According to Dana Amir, when someone awakens our boredom, it frequently reflects their difficulty in giving meaning to their words. Instilled with meaning, the details of reality come to life, and thus boredom is often a symptom of an attack on the ability to afford experience with meaning (Amir, 2014). At the beginning, I found myself trying to infuse the dryness of T’s stories with fluids and life. I was seeking to open up blurred and coded words with questions and to bring to life some of the material, offering my thoughts and possible interpretations. I was carefully listening to hear the musical rhythm within every monotonous tone, searching for the emotional narrative in every story, and for the conflicted meaning behind every stuck word. Yet, I felt that, despite all that, T continued to spiral into the shell of meaningless utterance that at the same time imprisoned all my attempts to understand and to get closer.

The Hebrew word for meaning, mashmaut, is etymologically linked with discipline and obedience, mishma’at, bringing into mind the power that is entailed in the ability to provide meaning – to give an interpretation – a power structure that is always part of the analytic situation.

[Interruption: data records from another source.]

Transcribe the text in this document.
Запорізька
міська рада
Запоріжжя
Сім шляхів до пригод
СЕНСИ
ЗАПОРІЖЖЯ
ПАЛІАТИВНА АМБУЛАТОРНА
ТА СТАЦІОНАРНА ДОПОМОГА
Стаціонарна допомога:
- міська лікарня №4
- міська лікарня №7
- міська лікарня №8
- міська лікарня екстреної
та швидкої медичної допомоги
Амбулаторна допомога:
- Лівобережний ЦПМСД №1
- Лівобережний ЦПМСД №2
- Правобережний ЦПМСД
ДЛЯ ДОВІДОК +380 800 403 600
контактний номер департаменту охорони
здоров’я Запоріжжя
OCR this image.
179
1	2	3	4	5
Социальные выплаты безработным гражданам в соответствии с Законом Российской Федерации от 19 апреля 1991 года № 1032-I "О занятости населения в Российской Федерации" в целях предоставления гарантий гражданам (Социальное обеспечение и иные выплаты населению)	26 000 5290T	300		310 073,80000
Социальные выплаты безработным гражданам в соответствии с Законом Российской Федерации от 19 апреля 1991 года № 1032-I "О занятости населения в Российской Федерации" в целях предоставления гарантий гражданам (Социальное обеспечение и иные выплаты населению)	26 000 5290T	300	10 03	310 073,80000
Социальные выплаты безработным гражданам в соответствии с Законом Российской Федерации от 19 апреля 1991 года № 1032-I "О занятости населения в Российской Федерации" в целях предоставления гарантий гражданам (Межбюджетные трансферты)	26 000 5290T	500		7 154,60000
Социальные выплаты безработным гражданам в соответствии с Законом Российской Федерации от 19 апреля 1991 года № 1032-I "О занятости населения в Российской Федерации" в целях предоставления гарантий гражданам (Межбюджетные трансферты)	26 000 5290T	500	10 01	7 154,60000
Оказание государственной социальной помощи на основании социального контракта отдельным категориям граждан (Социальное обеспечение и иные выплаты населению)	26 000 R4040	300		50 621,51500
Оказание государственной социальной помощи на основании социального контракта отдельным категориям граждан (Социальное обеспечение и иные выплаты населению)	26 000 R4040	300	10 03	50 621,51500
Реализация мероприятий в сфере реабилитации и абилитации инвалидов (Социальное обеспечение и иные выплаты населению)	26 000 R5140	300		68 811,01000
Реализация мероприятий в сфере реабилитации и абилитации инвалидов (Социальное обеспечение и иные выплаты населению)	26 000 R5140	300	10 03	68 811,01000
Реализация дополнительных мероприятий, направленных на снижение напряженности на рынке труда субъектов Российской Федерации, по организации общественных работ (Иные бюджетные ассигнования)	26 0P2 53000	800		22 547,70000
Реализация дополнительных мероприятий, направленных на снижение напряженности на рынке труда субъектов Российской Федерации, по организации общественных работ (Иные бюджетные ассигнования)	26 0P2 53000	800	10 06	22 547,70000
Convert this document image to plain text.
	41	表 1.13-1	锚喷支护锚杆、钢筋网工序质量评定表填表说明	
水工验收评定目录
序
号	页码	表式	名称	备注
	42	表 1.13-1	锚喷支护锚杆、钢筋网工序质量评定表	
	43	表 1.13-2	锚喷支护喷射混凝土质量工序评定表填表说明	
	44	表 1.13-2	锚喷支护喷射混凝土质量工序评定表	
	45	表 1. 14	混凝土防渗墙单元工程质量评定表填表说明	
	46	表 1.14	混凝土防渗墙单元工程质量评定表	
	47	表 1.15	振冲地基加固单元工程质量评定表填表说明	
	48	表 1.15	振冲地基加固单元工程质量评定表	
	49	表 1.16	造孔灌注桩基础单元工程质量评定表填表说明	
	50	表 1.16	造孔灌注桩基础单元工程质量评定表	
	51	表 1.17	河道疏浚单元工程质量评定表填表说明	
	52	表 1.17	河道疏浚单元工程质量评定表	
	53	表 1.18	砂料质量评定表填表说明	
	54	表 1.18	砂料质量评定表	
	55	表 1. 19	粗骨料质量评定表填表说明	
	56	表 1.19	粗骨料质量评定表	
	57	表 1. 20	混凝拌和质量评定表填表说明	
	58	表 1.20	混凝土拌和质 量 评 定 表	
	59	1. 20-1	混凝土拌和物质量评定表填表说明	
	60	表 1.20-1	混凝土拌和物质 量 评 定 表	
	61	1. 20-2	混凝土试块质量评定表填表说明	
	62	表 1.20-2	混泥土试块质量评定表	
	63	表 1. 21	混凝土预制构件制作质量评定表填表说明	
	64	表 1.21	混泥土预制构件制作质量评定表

Was I becoming like T’s father, speaking her words for her? Impinging my own point of view on her story? Perhaps, just like in my dream, she was speaking to me in an unfamiliar language that, at least in the beginning, I did not make an effort to approach. Within the psychoanalytic quest – to seek the truth, to articulate, to give meaning, to understand – I forgot my knowledge of Russian, which, although I did not speak or comprehend, was my grandmother’s tongue, and I knew something about it, something of it was familiar to me.